Re-Examining FCoE and iSCSI Pros and Cons

In Storage, Technology by J Michel Metz10 Comments

It should be obvious that I’ve been doing a lot of thinking about FCoE over the past 2 years, despite only blogging about it for a couple of months (hey, I’ve been busy!). But someone brought up something recently that makes me second-guess the role that FCoCEE will play in the marketplace in comparison to, say, iSCSI. In particular, with vendors now offering 1 Million IOPS in their NICs, is there enough of an advantage performance-wise?

Now, this is more of an open-ended, brainstorming thinking-out-loud kind of blog post, as opposed to a declarative “this is my carefully considered analysis” kind of post. I mention this up front because this is usually when I make boneheaded statements about things about which I actually know better, but somehow forget when thinking through the process.

I’m not the first to do it on this subject. Scott Lowe did it with a “thinking out loud” post, to which Chad Sakac wrote a fantastic response.

I say this specifically because I have no intention of throwing any person, technology, company, or strategy under any fast-moving public transportation vehicles. Having said that my thoughts, then, examine a couple of different aspects about FCoE adoption as it relates to the overall business case.

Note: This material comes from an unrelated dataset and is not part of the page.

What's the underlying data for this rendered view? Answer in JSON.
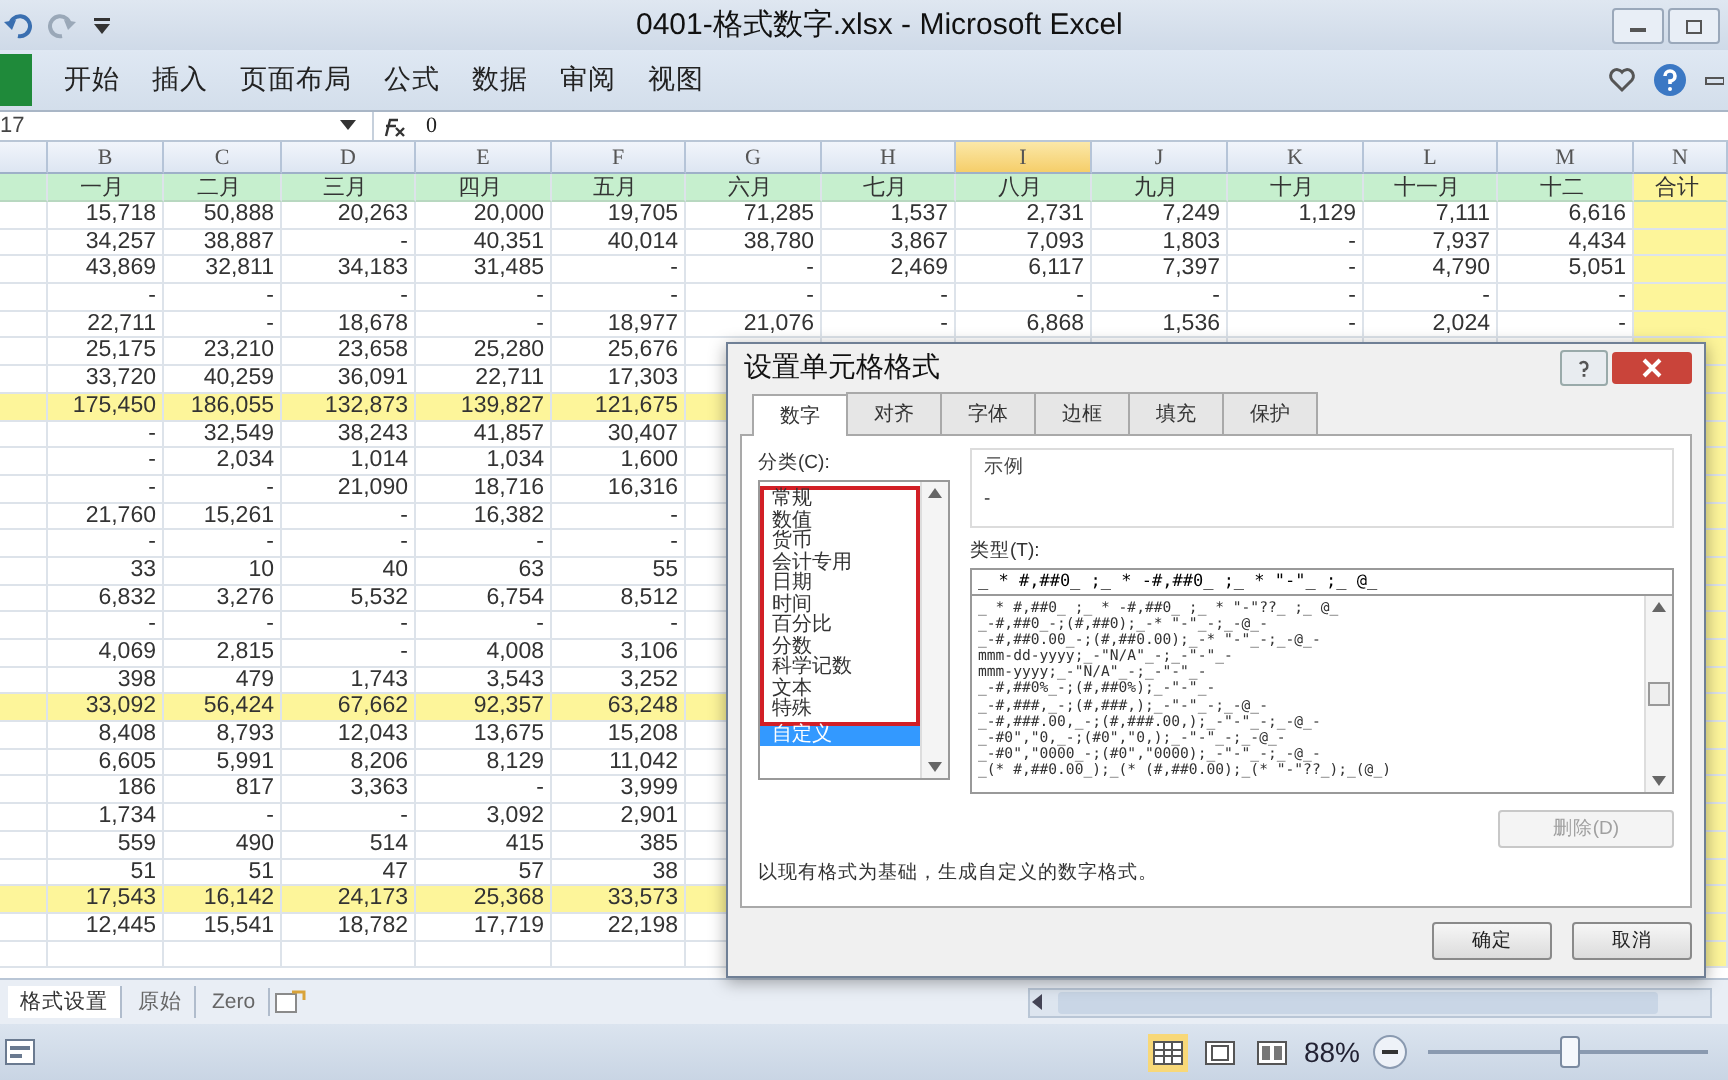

Here’s what FCoE has going for it:

1) It’s Fibre Channel (FC).

Despite running over 10GbE, the protocol is pure FC, which is well-understood. The tools and management, provisioning, administration, etc. are familiar to enterprise data centers and does not require a wholesale shift over to alternative SAN protocols.

2) It’s cool.

Large, enterprise data centers with oodles of servers, networks and storage have a wee problem of power and cooling. As I’ve mentioned before, it wasn’t uncommon for customers to have servers with up to 16 NIC/HBAs in their servers.

For grins and giggles, I decided to take a quick cost comparison of Cat 6a vs. TwinAx® power consumption (TwinAx® is the copper cabling appropriate for TOR switching used for FCoE).

Without even looking at the costs of the FC side of things, just by comparing the Ethernet cabling costs was striking. Cat 6a runs at 16w of power, TwinAx® runs at .1w (yes, that’s point-one watts).

The cost of running one Cat 6a Cable for a year was $14.02 (assuming a very generous $.10 kw/h price tag).

The cost of running one TwinAx® cable for a year was $.09.

Skip to the punchline: One data center with 1000 servers, cost of power and cooling:

  • Cat 6a: $70,100/yr
  • TwinAx®: $225/yr

This is just for cabling. That’s not even including the power reduction from not needing to have both NICs and HBAs (let alone multiples of each) in every server.

3) It’s got a distinct performance advantage.

Despite the hype about IOPS (which are important, don’t get me wrong!), it’s not the whole story. The issue with latency becomes a big deal, especially the farther up the TCP/IP stack you go. As Chad points out, anything that is dependent upon TCP/IP (like iSCSI you’ll have to deal with ARP traffic, which can delay transmission in terms of seconds.

For those applications with strict SLAs, that’s simply unacceptable. FCoE keeps the link negotiation to a minimum, expanding the Ethernet frame size to 2.5 k (which means that you should look at the results at the next highest IOPS measurement, 4k, when comparing vendor capabilities for FCoE).

With the link rate increasing from 10Gb to 40 to 100, it seems to me that you’re looking to ask the TCP stack to multiply that number of overhead transactions per second. The flow control mechanisms – particularly variable flow control and windowing – adds even more overhead parameters that FCoE simply doesn’t have to encounter. If I’m correct about this (and there’s no guarantee I am, after all I’m only a lowly CCNA not a CCIE or iSCSI guru), it seems that the faster you go with iSCSI the bigger a performance hit you will take. Am I wrong about this?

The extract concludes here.